What Happens When a Domestic Violence Victim Doesn’t Want to Press Charges?

by Ambrosio Rodriguez | May 26, 2021 | Domestic Violence

Domestic violence charges involve a victim who was allegedly harmed or injured by the defendant. In many cases, it is the victim who contacts the police to report the domestic violence.

The case against the defendant may rely on the testimony of the victim. Moreover, the prosecutor may have other evidence, such as medical records, photographs of injuries, police reports, and testimony from other witnesses. However, the testimony from the victim is often the most compelling evidence in a domestic violence case.

It seems like a victim could decline to press charges for domestic violence if they change their mind. However, that is not the case. Once a victim calls the police or someone else calls the police to report domestic violence, the matter is out of the victim’s hand.

If law enforcement officers believe a crime was committed, they will arrest the alleged offender, regardless of whether the victim wants to press charges.

Can a Victim Drop Domestic Violence Charges?

The victim may contact the prosecutor’s office to inform them that they do not wish to press charges. However, that is the extent of the victim’s power over domestic violence charges. Only the prosecutor can decide whether to drop the charges.

A judge may dismiss the charges if there is insufficient evidence or inadequate probable cause. However, that does not have anything to do with the victim’s desire for the charges. Again, once law enforcement and the judicial system are involved in a case, the victim does not have the right to drop the charges or decline to press domestic violence charges.

How Does the State Handle a Victim Who Does Not Cooperate?

As stated above, some domestic violence cases could depend heavily on the testimony of a victim. If the victim refuses to cooperate, the prosecutor could choose to drop the charge. However, that is not always the case.

A prosecutor could proceed with the criminal case without the victim’s cooperation. If the alleged defendant physically injured the victim, the prosecutor may believe that going forward with the criminal case is in the public’s best interest. Taking a violent criminal off the street could outweigh the victim’s desire to drop the charges.

If a victim refuses to testify in court, the prosecutor can subpoena the victim. If the victim ignores the subpoena, the prosecutor could file a motion with the court requesting a bench warrant for the victim’s arrest. The court may hold the victim in contempt of court if the victim refuses to appear and testify at trial.

Victims who change their testimony may be treated as hostile witnesses. The prosecutor could use the 911 call and statements made to police officers to attack the victim’s testimony on the stand.

Can the Witness Drop a Restraining Order?

Orders of protection or restraining orders are different from domestic violence arrests. Therefore, a victim could request that the court revoke an order of protection or protective order. However, if a criminal matter is pending, orders in the criminal case would remain in effect.

For example, if the judge placed conditions on the defendant’s release, such as staying away from the alleged victim, the defendant must abide by that order. Violating the order could result in going back to jail until trial.

Are There Collateral Consequences for a Domestic Violence Charge?

Domestic violence charges are a serious criminal offense. A guilty verdict could have numerous consequences. You could be fined and serve time in prison.

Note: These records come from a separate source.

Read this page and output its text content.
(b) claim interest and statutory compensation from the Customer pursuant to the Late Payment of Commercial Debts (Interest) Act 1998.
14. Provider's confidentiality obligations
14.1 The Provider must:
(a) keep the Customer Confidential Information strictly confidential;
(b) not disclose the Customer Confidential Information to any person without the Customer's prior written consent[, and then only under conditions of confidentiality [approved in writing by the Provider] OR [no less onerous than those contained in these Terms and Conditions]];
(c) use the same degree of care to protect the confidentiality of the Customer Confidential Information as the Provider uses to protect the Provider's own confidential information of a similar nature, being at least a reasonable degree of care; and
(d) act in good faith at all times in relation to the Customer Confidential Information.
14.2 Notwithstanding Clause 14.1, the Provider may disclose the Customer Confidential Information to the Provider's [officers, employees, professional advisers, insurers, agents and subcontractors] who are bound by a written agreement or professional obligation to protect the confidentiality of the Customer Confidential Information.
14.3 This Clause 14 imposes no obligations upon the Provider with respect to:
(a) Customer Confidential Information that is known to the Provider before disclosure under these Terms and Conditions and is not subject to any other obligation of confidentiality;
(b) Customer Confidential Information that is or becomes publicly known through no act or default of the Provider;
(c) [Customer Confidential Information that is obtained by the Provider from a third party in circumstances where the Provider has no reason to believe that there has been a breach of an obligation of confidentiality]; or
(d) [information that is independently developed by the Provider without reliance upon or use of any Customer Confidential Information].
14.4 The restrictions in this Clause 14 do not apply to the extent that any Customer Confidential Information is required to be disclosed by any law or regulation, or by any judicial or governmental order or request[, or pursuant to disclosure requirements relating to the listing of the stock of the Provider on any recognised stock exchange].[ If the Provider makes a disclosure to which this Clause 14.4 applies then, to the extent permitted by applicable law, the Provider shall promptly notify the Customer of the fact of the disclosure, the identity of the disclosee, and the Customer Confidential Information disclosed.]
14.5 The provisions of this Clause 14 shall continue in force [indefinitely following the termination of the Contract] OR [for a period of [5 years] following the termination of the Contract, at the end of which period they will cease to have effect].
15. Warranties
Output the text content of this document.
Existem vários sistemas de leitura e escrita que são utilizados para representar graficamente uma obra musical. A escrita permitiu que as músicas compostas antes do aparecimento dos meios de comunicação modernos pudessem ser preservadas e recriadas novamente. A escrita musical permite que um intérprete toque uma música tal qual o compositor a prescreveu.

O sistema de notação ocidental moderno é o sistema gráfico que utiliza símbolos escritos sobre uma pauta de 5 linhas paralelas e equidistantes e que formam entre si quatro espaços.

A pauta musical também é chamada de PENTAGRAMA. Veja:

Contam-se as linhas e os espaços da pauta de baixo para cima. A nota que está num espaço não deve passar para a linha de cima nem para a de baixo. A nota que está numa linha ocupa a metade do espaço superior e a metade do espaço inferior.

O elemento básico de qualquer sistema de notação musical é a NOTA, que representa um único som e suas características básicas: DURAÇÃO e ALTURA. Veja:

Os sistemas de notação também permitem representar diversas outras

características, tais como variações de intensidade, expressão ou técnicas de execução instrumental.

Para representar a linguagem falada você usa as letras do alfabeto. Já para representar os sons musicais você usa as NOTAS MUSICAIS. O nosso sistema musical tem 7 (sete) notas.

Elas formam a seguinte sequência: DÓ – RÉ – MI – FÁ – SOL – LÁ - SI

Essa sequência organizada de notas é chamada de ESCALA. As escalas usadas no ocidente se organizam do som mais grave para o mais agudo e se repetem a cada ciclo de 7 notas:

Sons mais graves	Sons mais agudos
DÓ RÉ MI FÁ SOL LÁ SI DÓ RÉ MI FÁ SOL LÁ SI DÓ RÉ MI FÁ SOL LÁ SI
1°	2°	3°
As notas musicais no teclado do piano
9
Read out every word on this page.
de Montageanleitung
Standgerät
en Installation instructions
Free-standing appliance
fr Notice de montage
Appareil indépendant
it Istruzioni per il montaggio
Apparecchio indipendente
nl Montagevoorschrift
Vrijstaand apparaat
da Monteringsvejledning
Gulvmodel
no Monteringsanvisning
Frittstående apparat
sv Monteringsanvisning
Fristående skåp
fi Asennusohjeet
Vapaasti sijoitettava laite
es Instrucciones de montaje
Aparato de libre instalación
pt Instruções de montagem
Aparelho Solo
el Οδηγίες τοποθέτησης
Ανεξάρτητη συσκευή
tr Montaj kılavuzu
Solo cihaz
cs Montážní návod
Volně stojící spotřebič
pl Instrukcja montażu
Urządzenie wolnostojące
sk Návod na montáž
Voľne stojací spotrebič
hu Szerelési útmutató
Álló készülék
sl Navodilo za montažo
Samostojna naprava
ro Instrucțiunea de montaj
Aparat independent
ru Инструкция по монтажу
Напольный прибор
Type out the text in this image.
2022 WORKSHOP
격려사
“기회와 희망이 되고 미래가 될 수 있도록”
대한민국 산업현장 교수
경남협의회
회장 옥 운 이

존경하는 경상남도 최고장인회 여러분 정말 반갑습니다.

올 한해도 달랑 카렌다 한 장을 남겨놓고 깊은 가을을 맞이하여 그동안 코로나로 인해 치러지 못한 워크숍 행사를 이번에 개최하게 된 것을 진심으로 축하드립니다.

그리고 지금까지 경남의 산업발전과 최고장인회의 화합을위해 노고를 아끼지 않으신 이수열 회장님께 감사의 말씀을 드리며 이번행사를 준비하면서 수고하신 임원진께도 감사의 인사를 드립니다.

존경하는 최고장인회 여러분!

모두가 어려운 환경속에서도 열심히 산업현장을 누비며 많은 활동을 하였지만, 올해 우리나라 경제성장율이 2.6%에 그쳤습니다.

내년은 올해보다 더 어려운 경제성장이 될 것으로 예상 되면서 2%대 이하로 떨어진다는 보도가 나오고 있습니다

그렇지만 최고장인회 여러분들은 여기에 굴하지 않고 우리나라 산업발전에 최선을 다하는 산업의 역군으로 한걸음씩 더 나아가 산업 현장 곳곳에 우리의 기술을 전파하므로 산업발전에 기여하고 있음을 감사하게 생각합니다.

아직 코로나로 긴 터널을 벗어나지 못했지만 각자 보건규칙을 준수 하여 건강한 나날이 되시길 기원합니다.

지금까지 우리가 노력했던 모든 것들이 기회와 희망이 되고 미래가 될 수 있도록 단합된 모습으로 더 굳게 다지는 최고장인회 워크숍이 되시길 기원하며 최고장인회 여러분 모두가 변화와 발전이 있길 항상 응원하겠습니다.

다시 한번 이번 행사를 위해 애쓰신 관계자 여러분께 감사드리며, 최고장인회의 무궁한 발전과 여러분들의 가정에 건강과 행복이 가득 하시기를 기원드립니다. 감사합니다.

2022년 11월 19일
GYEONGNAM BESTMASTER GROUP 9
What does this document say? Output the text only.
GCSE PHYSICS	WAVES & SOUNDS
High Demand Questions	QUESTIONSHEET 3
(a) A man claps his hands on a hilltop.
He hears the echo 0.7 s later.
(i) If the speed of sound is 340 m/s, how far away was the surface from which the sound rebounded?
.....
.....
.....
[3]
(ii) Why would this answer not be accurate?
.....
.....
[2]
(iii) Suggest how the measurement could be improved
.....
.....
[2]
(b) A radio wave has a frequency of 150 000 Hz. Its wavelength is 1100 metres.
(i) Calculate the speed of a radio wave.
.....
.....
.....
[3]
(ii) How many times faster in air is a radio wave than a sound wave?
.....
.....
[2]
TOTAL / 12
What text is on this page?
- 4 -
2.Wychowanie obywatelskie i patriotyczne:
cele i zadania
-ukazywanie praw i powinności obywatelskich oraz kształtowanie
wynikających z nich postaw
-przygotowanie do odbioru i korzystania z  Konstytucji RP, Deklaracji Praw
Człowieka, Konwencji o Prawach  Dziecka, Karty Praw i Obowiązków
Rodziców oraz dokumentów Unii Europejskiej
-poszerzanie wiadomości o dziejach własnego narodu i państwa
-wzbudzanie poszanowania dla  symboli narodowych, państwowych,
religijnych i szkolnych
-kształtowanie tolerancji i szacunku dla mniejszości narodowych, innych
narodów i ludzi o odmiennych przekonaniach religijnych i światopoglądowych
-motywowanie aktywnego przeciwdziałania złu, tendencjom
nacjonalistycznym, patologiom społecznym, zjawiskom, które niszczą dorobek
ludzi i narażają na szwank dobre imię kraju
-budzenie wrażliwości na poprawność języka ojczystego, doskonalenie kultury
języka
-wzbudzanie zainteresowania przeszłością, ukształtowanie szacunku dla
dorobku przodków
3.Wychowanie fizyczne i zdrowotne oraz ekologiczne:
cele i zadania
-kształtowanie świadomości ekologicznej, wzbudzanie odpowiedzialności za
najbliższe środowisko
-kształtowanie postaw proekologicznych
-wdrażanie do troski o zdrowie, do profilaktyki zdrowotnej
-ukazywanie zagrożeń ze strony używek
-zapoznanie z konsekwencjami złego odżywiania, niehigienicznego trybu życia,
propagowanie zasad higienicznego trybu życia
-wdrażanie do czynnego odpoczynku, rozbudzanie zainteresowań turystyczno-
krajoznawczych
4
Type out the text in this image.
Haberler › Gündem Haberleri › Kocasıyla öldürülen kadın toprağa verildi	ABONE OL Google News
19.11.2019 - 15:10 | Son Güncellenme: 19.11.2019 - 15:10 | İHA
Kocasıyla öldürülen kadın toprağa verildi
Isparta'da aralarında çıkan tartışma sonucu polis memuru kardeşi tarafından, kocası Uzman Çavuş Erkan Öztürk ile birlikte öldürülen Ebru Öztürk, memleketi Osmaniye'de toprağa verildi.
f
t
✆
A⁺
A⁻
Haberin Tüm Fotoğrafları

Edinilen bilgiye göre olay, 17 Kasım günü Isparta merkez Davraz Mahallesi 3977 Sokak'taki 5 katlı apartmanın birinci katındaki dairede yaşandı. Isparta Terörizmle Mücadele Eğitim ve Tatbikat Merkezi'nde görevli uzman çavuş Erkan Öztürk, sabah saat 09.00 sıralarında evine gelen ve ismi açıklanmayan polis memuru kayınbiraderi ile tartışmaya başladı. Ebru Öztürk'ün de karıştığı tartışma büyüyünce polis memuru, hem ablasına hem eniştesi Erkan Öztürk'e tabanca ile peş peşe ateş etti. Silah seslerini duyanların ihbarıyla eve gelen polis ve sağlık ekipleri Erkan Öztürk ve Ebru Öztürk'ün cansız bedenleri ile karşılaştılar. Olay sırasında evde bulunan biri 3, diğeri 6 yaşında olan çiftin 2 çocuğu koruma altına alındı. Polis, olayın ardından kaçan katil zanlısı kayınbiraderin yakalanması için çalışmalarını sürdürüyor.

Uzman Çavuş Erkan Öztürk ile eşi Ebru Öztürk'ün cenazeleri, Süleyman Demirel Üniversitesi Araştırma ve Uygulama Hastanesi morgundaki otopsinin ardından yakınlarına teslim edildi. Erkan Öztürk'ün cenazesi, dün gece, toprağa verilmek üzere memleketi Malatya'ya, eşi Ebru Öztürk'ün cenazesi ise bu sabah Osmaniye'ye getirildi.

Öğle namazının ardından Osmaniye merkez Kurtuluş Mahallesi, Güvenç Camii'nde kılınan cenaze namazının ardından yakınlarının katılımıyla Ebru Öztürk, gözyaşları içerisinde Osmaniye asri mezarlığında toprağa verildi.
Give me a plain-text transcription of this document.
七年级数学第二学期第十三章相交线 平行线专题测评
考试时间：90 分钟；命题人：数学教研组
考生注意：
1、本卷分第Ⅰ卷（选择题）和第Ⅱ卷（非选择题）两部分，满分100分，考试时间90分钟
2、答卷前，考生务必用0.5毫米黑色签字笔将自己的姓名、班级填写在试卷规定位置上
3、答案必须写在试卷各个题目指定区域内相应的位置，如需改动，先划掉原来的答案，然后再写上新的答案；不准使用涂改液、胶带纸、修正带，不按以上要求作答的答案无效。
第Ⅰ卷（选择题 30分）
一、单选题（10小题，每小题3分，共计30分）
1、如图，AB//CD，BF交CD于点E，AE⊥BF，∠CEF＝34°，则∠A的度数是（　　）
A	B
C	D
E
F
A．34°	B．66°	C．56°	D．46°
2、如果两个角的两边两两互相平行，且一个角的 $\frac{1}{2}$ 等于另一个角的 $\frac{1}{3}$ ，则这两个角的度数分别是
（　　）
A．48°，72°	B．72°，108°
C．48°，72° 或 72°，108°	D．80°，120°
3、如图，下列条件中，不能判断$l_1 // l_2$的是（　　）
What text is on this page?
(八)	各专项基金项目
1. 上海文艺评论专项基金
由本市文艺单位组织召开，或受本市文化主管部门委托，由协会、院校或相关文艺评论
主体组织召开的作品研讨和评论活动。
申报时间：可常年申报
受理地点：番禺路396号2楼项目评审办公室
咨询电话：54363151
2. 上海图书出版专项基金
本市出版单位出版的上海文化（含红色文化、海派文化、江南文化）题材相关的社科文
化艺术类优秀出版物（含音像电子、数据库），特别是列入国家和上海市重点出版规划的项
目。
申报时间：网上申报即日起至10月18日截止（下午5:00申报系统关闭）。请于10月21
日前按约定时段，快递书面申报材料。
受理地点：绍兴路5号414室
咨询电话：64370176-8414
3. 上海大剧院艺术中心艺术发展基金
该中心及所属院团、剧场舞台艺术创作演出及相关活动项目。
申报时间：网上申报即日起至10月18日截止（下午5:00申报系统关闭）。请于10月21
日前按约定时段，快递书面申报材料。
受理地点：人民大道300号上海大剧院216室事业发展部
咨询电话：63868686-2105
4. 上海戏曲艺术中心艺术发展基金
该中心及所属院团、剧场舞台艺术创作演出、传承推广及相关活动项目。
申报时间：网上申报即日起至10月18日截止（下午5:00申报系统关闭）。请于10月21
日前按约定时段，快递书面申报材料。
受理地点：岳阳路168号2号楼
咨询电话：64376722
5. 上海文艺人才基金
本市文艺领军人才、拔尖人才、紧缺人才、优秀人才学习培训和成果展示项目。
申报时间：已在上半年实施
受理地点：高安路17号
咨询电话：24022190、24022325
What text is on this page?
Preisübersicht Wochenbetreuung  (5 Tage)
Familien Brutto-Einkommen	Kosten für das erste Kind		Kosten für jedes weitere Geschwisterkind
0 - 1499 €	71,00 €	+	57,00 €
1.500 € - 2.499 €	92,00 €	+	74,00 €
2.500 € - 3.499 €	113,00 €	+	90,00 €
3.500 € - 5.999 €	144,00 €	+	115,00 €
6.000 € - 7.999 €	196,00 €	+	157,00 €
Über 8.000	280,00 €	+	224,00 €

You will have a criminal record, which could impact decisions related to career choices and higher education. You might be unable to qualify for some government programs. It could be difficult to find a place to live. Your gun rights may also be restricted.

If you are involved in a custody dispute, a record of domestic violence could result in sole custody for the other parent. In some cases, your visitation rights might be restricted, or the judge may order supervised visitation.

What Should I Do if I Am Charged with Domestic Violence in California?

If you are accused or arrested on domestic violence charges, contact a criminal defense attorney immediately. Do not resist arrest, but also avoid answering questions or making a statement. Exercise your right to remain silent except for stating that you want a lawyer.

Do not contact the alleged victim, including through the victim’s friends, family members, and co-workers. Obey all conditions of your release if the judge grants bond. Stay as far away from the alleged victim as possible.

Write down as much information about the incident as you can remember, including any witnesses’ names and contact information. If the incident was a continuation of an argument or a problem with the victim, print all text messages, emails, and other written communication between you and the victim. Give all of this information to your attorney.

Some individuals use false allegations of domestic violence as weapons. They may accuse their partner of domestic violence to get an advantage during a divorce or custody battle. The false allegations could be a form of revenge for a bad breakup.

Whatever the reason might be, protect yourself by contacting an attorney as soon as possible to discuss your options for defending domestic violence charges. You could have one or more defenses to the charges, including claiming self-defense.